In today’s Metro section of the Austin American-Statesman, a story ran about St. Theresa’s parish in Austin and a priestly transfer currently in progress. After a five-year term as pastor, Fr. Gregory Romanski is being transferred to St. Martin de Porres Parish. Many parishioners disagree and wish for Fr. Greg to remain Pastor. As stated in the article, the people involved with the rebuttal- calling themselves “Austin Catholics”- have started a letter-writing drive to Rome, namely the Congregation for the Clergy, to appeal the transfer.
Fr. Greg has hired a canon lawyer to help with the appeal. The lawyer, Msgr. Vincent Bertrand, spoke to a crowd and the newspaper included some of the comments:
Some bishops [want priests] to say, ‘Yes, bishop; yes, bishop,’ It’s not like that anymore. We’re living in the year 2004.
The relationship between most bishops and their priests is much deeper than a “yes, bishop; yes, bishop.” The bishop is the shepherd of the flock- both the lay faithful as well as his clergy. Moreover, they are his clergy, something the man submitted to through Holy Orders. In either case, the bishop has to look over all within his diocese. While disagreements occur, he must do what he feel his best, through the guidance of people helping him on the diocesan level and the guidance of the Holy Spirit. While the relationship is not usually a “yes-man” type, when conflict occurs, the bishop is the victor.
Overall, the story was fairly well written.
The paper-version of the article included a URL for Austin Catholics, austincatholics.org. The site, pretty simple in design, includes scanned copies of many of the documents related to the situation. They’re all pretty interesting.
Of particular note, the letter signed by various members of the parish community following the bishop’s response to the petition.
…We feel compelled to let you know that because you have chosen not to communicate with the hundreds of Austin Catholics who have expressed serious concerns regarding one of your recent decisions, we find ourselves forced to share our views with a much larger audience.
This letter strikes me. It’s rather combative and assuming. My first tip to any Catholic wishing to write to their bishop about anything: this is not how to do it. Charity, compassion, prayfulness. These are all things that should be included in any form of communication. In my humble opinion, I don’t believe these were included as much as they could have been in the formation of this letter. As someone who has worked with letter-writing campaigns, I understand the “rush” that comes over the group. That rush must be calmed with insight by the Spirit.
The letter seems very assuming- mentioning veil of secrecy and a chosen lack of communication and interest.

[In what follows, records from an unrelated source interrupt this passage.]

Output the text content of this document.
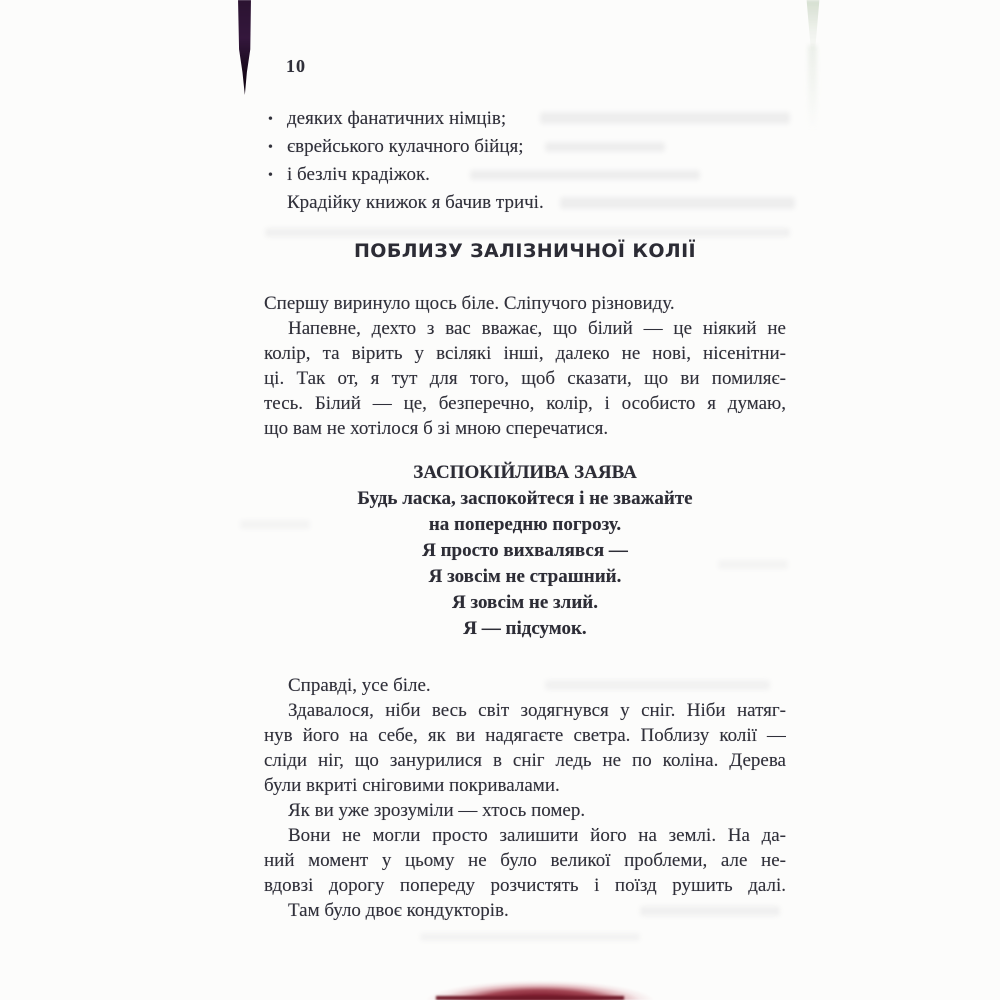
10
• деяких фанатичних німців;
• єврейського кулачного бійця;
• і безліч крадіжок.
Крадійку книжок я бачив тричі.
ПОБЛИЗУ ЗАЛІЗНИЧНОЇ КОЛІЇ
Спершу виринуло щось біле. Сліпучого різновиду.
Напевне, дехто з вас вважає, що білий — це ніякий не
колір, та вірить у всілякі інші, далеко не нові, нісенітни-
ці. Так от, я тут для того, щоб сказати, що ви помиляє-
тесь. Білий — це, безперечно, колір, і особисто я думаю,
що вам не хотілося б зі мною сперечатися.
ЗАСПОКІЙЛИВА ЗАЯВА
Будь ласка, заспокойтеся і не зважайте
на попередню погрозу.
Я просто вихвалявся —
Я зовсім не страшний.
Я зовсім не злий.
Я — підсумок.
Справді, усе біле.
Здавалося, ніби весь світ зодягнувся у сніг. Ніби натяг-
нув його на себе, як ви надягаєте светра. Поблизу колії —
сліди ніг, що занурилися в сніг ледь не по коліна. Дерева
були вкриті сніговими покривалами.
Як ви уже зрозуміли — хтось помер.
Вони не могли просто залишити його на землі. На да-
ний момент у цьому не було великої проблеми, але не-
вдовзі дорогу попереду розчистять і поїзд рушить далі.
Там було двоє кондукторів.
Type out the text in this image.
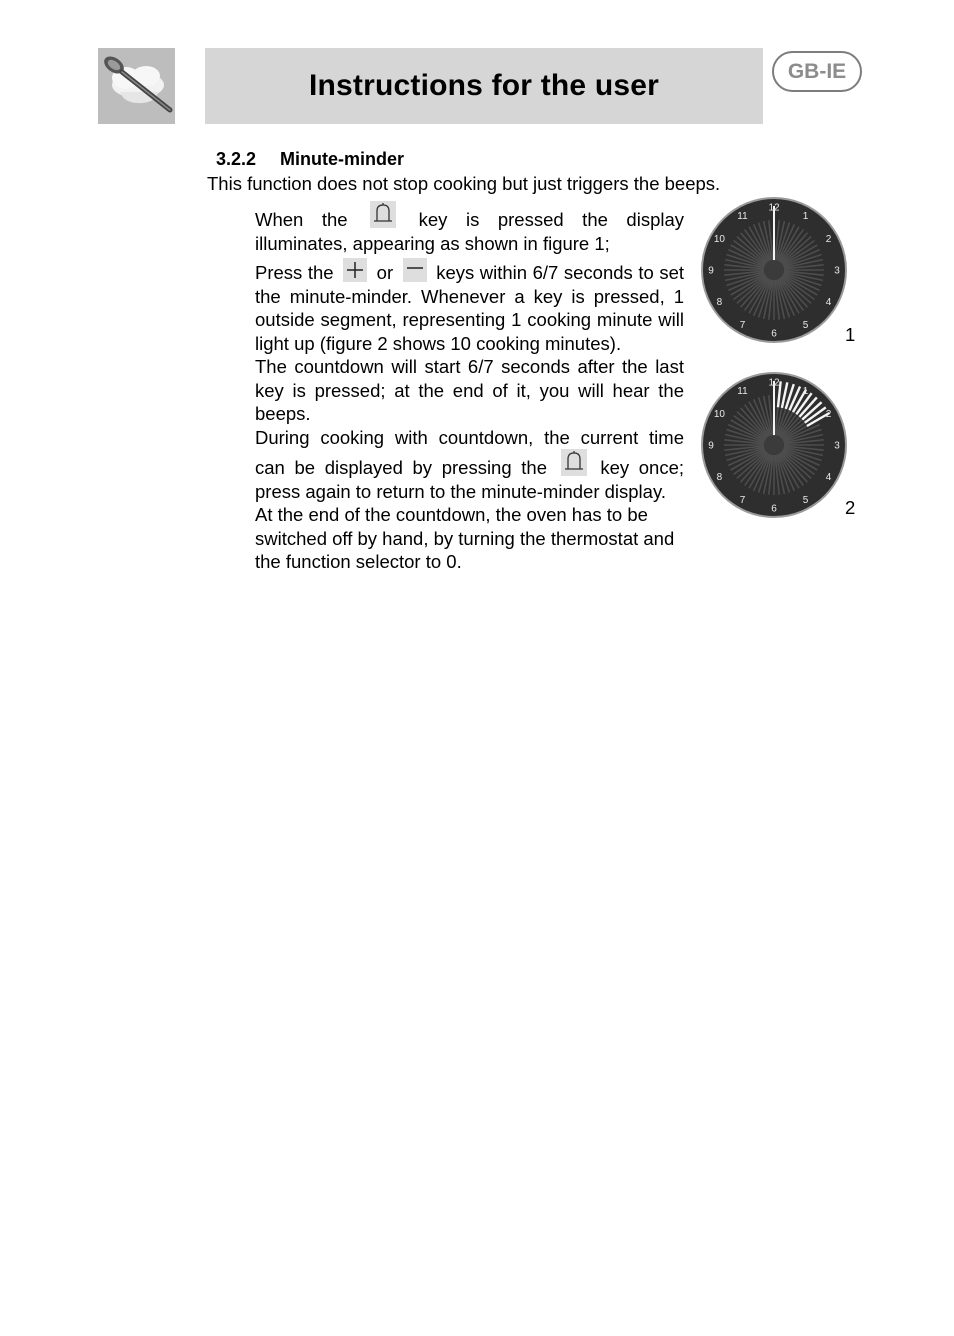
Instructions for the user	GB-IE
3.2.2 Minute-minder
This function does not stop cooking but just triggers the beeps.

When the	key is pressed the display illuminates, appearing as shown in figure 1;

Press the or keys within 6/7 seconds to set the minute-minder. Whenever a key is pressed, 1 outside segment, representing 1 cooking minute will light up (figure 2 shows 10 cooking minutes).

The countdown will start 6/7 seconds after the last key is pressed; at the end of it, you will hear the beeps.

During cooking with countdown, the current time can be displayed by pressing the	key once; press again to return to the minute-minder display.

At the end of the countdown, the oven has to be switched off by hand, by turning the thermostat and the function selector to 0.

12
1
2
3
4
5
6
7
8
9
10
11
1
12
1
2
3
4
5
6
7
8
9
10
11
2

The bishop responded a few days later. As many of you know, I am a fan of Bishop Aymond. I’ve worked with him on multiple projects and spoke with him many times on both business and personal matters. In all of my dealings with him, I have never felt brushed off by him or felt anything but open communication. That being said, he is very ethical. If he feels that it is not his place to discuss a subject, he respects what is proper and ethical. If I became a seminarian and the bishop decided to transfer me from the University of Dallas to another minor seminary anywhere else, it is not his place to tell my friends why he transferred me. If a superintendent transfers a teacher to a different campus, it is not the superintendent’s place to discuss the reasons with students.
As far as open dialogue, there is a split in this country between “American Catholicism” and actual Catholicism. Spirituality is not based on the rule of the people. Religion, faith, matters of truth are not determined by the popular vote. I think many Americans forget that. Should the U.S. Bishops allow American Catholics to take a vote to determine whether they are to kneel or stand when taking communion? No. It is not a matter of getting what the people want.
I really don’t understand at times why this seems to be such a hard concept. If I had a problem with a priest at a parish I was at, I would submit letters to the bishop requesting action. If nothing happened, I would suck it up. If a priest I dearly love is transferred, I would probably not be happy; however, I would have to accept- and believe- that the transfer would make the Diocese stronger.
I don’t know Fr. Greg but I’ll take on faith that he’s a good priest and that all the things that the “Austin Catholics” group is saying is true. I’ll also take on faith that he has done great things for the parish. Perhaps, he’s done “too good” of a job. How could he do too good of a job? Possibly, he has made so many improvements that worked so well that the bishop, seeing a need in another parish, wanted to see the priest improve this other parish just as much.
I have one final comment regarding this situation. The organized group is calling itself “Austin Catholics”. I’m an Austin Catholic and I’m nowhere close to being aligned to this group much less a member of it. I feel that a name means something and giving a group a name that doesn’t fully represent it correctly is something that I can’t respect. Call it “Committee to Retain Fr. Greg” or “We Love Fr. Greg” or “People at St. Theresa’s Parish Who Really Want Fr. Greg To Stay Really Really Badly” or “Austin Catholics Who Want Fr. Greg to Stay” or even “Some Austin Catholics” or “A Few Good Catholics” or anything else. Calling the group “Austin Catholics” seems to include a much much larger group than it ever will. It is just a pet peeve that instantly drops credibility with me.